Salbutamol: A complicated history in cycling
Dec 13 2017 12:41 pm CET

Salbutamol: A complicated history in cycling
Salbutamol: A complicated history in cycling
Photo by ASO/A.Broadway

Team Sky's Chris Froome is not the first rider to generate an adverse result for Salbutamol. In this article, we will review some of the past cases and their consequences.

Spanish rider Igor Gonzalez de Galdeano, who was riding for ONCE-Eroski and got to wear the Yellow Jersey for seven days, tested positive for the substance during the 2002 Tour de France and after the final stage of the 2002 Midi Libre. At the time, the UCI didn't consider that the result for Salbutamol was a doping offense.

Matteo Trentin, currently riding for Quick-Step Floors, tested positive for Salbutamol "in competition" in December of 2006. The Italian served a two-month suspension for the anti-doping rule violation.

Italian rider Leonardo Piepoli got a positive result for the medication for tests taken on the 22nd and 30th of May of 2007. The rider, who then rode for Saunier Duval-Prodir, was "Acquitted due to medical reasons" though the next year he was fired by the team for a "violation of the team's ethical code" after confessing to the use of third generation EPO, CERA.

Around the same time, on the 23rd of May of 2007, winner of races like Milan-San Remo and Paris-Tours Alessandro Petacchi tested positive for Salbutamol and for that reason missed the 2007 Tour de France.
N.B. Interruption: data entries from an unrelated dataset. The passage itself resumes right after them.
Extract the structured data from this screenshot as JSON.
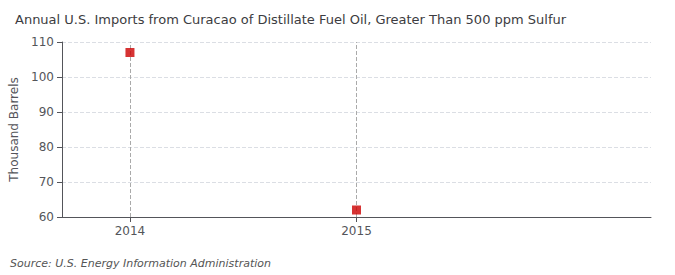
{
  "chart_data": {
    "type": "scatter",
    "title": "Annual U.S. Imports from Curacao of Distillate Fuel Oil, Greater Than 500 ppm Sulfur",
    "ylabel": "Thousand Barrels",
    "annotations": [
      "Source: U.S. Energy Information Administration"
    ],
    "x": [
      2014,
      2015
    ],
    "values": [
      107,
      62
    ],
    "color": "#cc0000",
    "marker": "square",
    "xlim": [
      2013.7,
      2016.3
    ],
    "xticks": [
      2014,
      2015
    ],
    "ylim": [
      60,
      110
    ],
    "yticks": [
      60,
      70,
      80,
      90,
      100,
      110
    ],
    "grid": true
  }
}
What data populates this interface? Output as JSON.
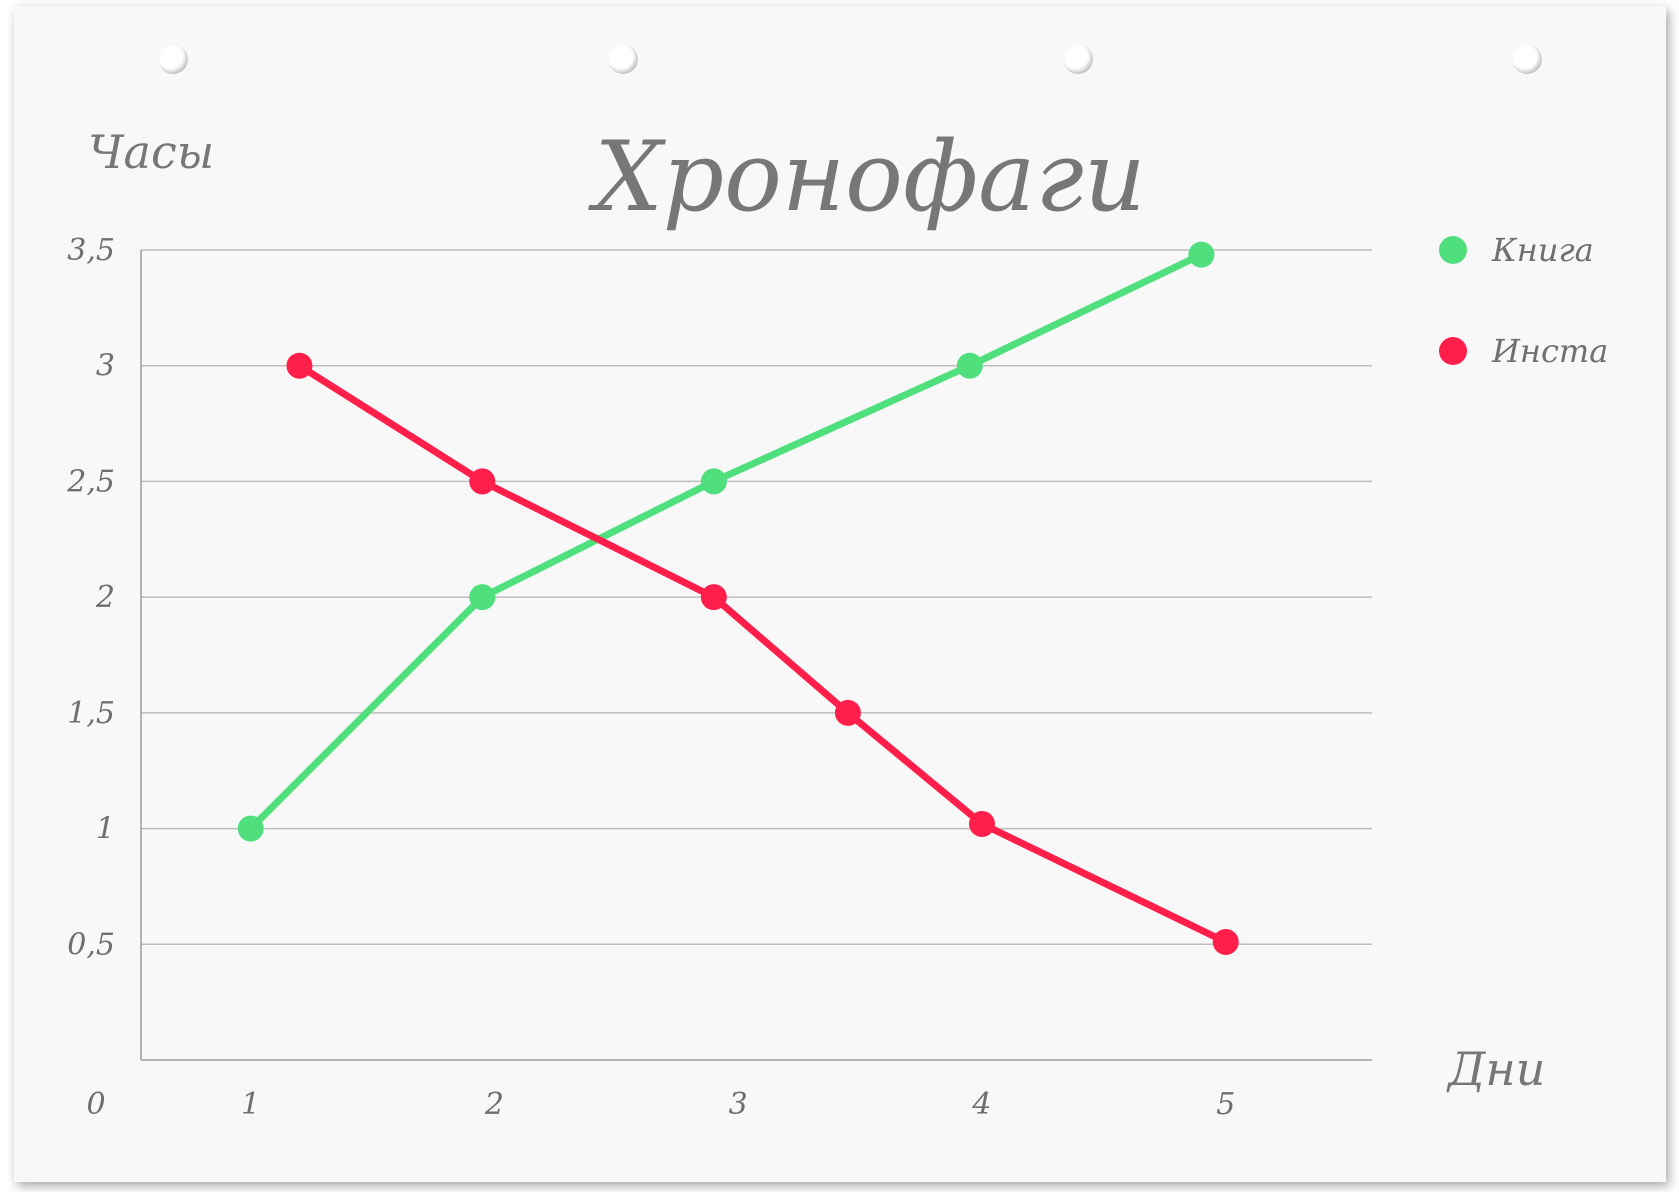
{
  "chart_data": {
    "type": "line",
    "title": "Хронофаги",
    "ylabel": "Часы",
    "xlabel": "Дни",
    "origin_label": "0",
    "xlim": [
      0.55,
      5.6
    ],
    "ylim": [
      0,
      3.5
    ],
    "x_ticks": [
      {
        "value": 1,
        "label": "1"
      },
      {
        "value": 2,
        "label": "2"
      },
      {
        "value": 3,
        "label": "3"
      },
      {
        "value": 4,
        "label": "4"
      },
      {
        "value": 5,
        "label": "5"
      }
    ],
    "y_ticks": [
      {
        "value": 0.5,
        "label": "0,5"
      },
      {
        "value": 1,
        "label": "1"
      },
      {
        "value": 1.5,
        "label": "1,5"
      },
      {
        "value": 2,
        "label": "2"
      },
      {
        "value": 2.5,
        "label": "2,5"
      },
      {
        "value": 3,
        "label": "3"
      },
      {
        "value": 3.5,
        "label": "3,5"
      }
    ],
    "grid": true,
    "legend_position": "right",
    "series": [
      {
        "name": "Книга",
        "color": "#4fe07d",
        "points": [
          [
            1,
            1
          ],
          [
            1.95,
            2
          ],
          [
            2.9,
            2.5
          ],
          [
            3.95,
            3
          ],
          [
            4.9,
            3.48
          ]
        ]
      },
      {
        "name": "Инста",
        "color": "#ff1f4a",
        "points": [
          [
            1.2,
            3
          ],
          [
            1.95,
            2.5
          ],
          [
            2.9,
            2
          ],
          [
            3.45,
            1.5
          ],
          [
            4.0,
            1.02
          ],
          [
            5.0,
            0.51
          ]
        ]
      }
    ]
  }
}
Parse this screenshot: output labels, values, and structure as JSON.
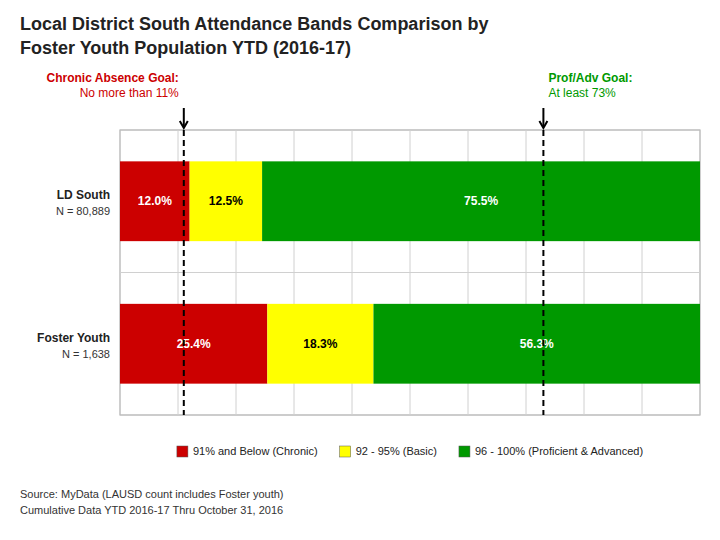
{
  "chart_data": {
    "type": "bar",
    "orientation": "horizontal",
    "stacked": true,
    "title": "Local District South Attendance Bands Comparison by",
    "subtitle": "Foster Youth Population YTD (2016-17)",
    "categories": [
      "LD South",
      "Foster Youth"
    ],
    "category_notes": [
      "N = 80,889",
      "N = 1,638"
    ],
    "series": [
      {
        "name": "91% and Below (Chronic)",
        "color": "#CC0000",
        "values": [
          12.0,
          25.4
        ],
        "value_labels": [
          "12.0%",
          "25.4%"
        ]
      },
      {
        "name": "92 - 95% (Basic)",
        "color": "#FFFF00",
        "values": [
          12.5,
          18.3
        ],
        "value_labels": [
          "12.5%",
          "18.3%"
        ]
      },
      {
        "name": "96 - 100% (Proficient & Advanced)",
        "color": "#009900",
        "values": [
          75.5,
          56.3
        ],
        "value_labels": [
          "75.5%",
          "56.3%"
        ]
      }
    ],
    "xlim": [
      0,
      100
    ],
    "xticks": [
      0,
      10,
      20,
      30,
      40,
      50,
      60,
      70,
      80,
      90,
      100
    ],
    "grid": true,
    "tick_labels": false,
    "data_labels": true,
    "legend": "bottom",
    "annotations": [
      {
        "x": 11,
        "text": [
          "Chronic Absence Goal:",
          "No more than 11%"
        ],
        "color": "#CC0000",
        "align": "left"
      },
      {
        "x": 73,
        "text": [
          "Prof/Adv Goal:",
          "At least 73%"
        ],
        "color": "#009900",
        "align": "right"
      }
    ],
    "source": [
      "Source: MyData (LAUSD count includes Foster youth)",
      "Cumulative Data YTD 2016-17 Thru October 31, 2016"
    ]
  }
}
Even though the Court of Arbitration for Sport considered the case unintentional, his victories in five stages in the 2007 Giro d'Italia were removed and he was fired from Team Milram.

On the 19th of January of 2015, it was announced that Lampre's Diego Ulissi got a positive result during the 2014 Giro d'Italia. The rider had permission to use the substance, but the test showed that he had almost twice the permitted value in his urine, and he got a nine-month suspension, keeping the stage victories he achieved at the Italian Grand Tour.